Walmart, like many other corporations with extensive business interests in China, appears to be concerned about a backlash from Chinese consumers and possible retaliation from the Communist Party, as China uses its economic leverage to silence Western companies that dare to acknowledge the genocide of the Uyghurs.

On the day before Christmas, Chinese social media users erupted in fury because they believed Sam’s Club had removed items sourced to Xinjiang. Human rights activists have long urged Western companies to ensure none of their products or supplies are sourced to Xinjiang’s concentration camps and in December the U.S. passed a law requiring importers to prove their goods are not tainted by forced labor.

The primary cause of the outraged response on Chinese social media appears to have been a set of screen captures that showed no search results on the Sam’s Club app for the word “Xinjiang.” Some users claimed they were previously able to find produce from Xinjiang at Sam’s Club by searching for the name of the province, so the blank search results could only mean Walmart had de-stocked them.

This online freakout occurred within 24 hours of President Joe Biden signing the Uyghur Forced Labor Prevention Act into law, leading some observers to wonder if the response was an orchestrated shot across Walmart’s bow by the Chinese Communist Party. Others speculated Walmart might really have de-stocked Xinjiang items – or at least removed the term from its search engines – in response to the new law.

In either case, the topic pulled 170 million views in a single day on Weibo – China’s alternative to Twitter, which ordinary citizens are banned from using, although Communist Party operatives can use it to transmit their propaganda to the free world. Many Weibo commenters claimed they were canceling their Sam’s Club memberships.

A week later, on New Year’s Eve, the regime in Beijing used its “anti-corruption watchdog” agency, the Central Commission for Discipline Inspection, to send Walmart a stern warning that it will suffer from “practical actions” if it does not “respect the feelings of the Chinese people.”

“To take down all products from a region without a valid reason hides an ulterior motive, reveals stupidity and short-sightedness, and will surely have its own bad consequences,” the commission said.

Walmart studiously avoided making public comments on the situation, but on Wednesday Reuters published an insider account of a closed conference call in which an enigmatic Chinese regional representative of Sam’s Club named “Zhang” said the controversy was a “misunderstanding.”

“We didn’t defend ourselves, because, there is no reason to be afraid of things we haven’t done,” Zhang said to explain Walmart’s reluctance to respond over the past week.

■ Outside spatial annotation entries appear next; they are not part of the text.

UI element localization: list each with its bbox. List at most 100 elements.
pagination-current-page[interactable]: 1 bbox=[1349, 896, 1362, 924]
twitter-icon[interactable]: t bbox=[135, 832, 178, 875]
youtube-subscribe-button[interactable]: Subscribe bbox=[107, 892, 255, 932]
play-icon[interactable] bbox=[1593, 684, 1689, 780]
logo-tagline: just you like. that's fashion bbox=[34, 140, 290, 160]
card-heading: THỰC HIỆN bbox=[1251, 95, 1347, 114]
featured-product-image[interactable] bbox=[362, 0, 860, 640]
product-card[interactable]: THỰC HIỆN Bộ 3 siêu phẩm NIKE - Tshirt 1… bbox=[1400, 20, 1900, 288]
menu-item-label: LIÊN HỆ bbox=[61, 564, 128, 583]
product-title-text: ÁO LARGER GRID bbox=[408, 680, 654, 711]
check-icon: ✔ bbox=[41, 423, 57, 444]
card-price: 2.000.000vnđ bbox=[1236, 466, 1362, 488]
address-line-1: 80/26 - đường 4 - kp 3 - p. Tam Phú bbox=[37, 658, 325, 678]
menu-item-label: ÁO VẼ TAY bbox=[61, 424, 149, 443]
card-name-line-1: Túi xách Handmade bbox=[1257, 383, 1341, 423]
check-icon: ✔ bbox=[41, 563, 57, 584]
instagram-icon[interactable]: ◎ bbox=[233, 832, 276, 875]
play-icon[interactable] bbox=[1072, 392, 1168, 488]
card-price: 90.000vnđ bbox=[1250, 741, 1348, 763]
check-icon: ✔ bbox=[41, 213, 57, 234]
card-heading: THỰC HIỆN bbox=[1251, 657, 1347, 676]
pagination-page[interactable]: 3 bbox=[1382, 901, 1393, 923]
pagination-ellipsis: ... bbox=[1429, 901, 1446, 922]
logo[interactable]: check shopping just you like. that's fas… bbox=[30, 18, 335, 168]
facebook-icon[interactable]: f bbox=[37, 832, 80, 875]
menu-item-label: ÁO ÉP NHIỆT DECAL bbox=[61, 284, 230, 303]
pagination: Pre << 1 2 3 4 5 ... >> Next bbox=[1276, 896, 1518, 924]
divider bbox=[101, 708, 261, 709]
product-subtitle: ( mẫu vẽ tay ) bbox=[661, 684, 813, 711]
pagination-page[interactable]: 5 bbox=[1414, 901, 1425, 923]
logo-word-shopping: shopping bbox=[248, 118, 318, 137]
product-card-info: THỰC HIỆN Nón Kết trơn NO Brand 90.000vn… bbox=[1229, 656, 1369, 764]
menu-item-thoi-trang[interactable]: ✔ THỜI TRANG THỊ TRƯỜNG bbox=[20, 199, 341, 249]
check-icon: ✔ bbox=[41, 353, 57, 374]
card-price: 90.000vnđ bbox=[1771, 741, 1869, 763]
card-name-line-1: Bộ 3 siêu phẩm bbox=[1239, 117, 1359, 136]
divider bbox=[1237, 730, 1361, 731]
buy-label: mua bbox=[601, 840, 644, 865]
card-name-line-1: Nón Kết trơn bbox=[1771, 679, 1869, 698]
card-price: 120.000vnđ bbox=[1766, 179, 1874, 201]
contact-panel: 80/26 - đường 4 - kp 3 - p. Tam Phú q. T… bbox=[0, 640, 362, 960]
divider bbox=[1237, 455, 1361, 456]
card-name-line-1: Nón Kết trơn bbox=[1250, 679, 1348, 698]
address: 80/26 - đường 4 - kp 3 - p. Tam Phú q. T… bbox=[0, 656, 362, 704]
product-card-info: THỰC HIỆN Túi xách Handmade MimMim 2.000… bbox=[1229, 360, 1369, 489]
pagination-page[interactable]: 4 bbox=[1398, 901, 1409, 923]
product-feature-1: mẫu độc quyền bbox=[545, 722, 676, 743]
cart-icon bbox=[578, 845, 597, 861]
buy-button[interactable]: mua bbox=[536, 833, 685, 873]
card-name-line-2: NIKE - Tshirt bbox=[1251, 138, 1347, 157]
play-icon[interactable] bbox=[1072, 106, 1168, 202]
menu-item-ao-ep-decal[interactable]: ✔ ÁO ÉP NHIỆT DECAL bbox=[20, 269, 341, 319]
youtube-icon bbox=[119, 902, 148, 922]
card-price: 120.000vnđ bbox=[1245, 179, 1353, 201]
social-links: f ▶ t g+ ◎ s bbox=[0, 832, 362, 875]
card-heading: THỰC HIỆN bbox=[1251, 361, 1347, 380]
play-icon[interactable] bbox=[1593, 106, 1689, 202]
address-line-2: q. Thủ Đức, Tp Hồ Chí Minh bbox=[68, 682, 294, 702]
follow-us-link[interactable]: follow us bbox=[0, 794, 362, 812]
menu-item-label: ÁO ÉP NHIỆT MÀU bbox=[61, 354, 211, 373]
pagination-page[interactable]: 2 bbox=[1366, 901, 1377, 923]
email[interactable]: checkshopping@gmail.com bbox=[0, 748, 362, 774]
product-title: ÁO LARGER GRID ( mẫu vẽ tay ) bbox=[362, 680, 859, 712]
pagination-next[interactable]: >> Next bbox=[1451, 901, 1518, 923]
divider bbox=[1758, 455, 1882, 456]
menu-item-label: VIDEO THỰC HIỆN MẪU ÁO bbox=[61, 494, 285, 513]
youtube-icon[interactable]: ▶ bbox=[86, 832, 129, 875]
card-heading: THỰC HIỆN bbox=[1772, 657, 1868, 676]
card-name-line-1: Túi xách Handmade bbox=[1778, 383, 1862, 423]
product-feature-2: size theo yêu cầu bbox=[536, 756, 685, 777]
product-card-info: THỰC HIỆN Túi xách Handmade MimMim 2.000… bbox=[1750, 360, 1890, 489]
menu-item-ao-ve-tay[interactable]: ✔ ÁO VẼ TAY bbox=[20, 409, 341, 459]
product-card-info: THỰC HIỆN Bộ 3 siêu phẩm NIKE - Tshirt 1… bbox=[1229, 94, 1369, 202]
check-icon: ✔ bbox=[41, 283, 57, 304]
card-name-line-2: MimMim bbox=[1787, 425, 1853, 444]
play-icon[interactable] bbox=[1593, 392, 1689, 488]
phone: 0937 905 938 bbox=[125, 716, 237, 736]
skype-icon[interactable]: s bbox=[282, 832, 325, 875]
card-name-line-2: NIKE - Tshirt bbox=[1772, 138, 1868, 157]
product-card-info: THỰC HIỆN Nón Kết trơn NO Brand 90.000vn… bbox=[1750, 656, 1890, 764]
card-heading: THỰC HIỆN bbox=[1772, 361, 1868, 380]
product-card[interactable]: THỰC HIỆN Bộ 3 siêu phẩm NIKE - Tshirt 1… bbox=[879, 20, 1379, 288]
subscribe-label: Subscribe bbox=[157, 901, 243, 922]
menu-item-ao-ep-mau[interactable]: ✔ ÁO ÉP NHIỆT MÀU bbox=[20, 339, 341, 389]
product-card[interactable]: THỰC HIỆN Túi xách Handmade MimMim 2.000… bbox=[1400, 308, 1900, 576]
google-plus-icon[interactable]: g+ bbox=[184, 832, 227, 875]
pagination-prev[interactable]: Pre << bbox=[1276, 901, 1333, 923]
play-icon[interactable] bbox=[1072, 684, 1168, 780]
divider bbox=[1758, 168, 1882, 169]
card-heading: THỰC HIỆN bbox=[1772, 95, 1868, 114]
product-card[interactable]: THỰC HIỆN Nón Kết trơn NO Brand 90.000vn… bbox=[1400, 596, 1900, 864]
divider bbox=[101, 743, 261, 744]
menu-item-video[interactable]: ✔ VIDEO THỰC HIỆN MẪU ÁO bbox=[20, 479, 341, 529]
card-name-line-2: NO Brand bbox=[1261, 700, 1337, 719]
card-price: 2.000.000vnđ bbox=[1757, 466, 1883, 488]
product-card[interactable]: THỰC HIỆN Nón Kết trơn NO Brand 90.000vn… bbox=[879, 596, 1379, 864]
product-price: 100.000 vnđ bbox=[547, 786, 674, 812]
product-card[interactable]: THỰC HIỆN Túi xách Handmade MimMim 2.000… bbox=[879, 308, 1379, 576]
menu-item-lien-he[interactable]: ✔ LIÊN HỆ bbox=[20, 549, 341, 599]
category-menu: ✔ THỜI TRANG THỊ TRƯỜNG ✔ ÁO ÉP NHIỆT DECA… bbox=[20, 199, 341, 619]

According to Zhang, the Chinese social media users who launched the controversy were mistaken, because the Sam’s Club app never allowed searches for items based on the names of locations like “Xinjiang.” This would imply the claim that customers were once able to search for “Xinjiang apples” or similar goods was a deliberate lie.

The Sam’s Club representative also said the much-ballyhooed wave of Chinese customers canceling their memberships in outrage amounted to just a few hundred people, a tiny fraction of the company’s 4.4 million Chinese members. Walmart as a whole reported $11.43 billion in revenue from China for the previous fiscal year.

“It has negative impact on our membership base, but time will prove everything in the future. We think the potential in China is very big,” Zhang said of the cancellations.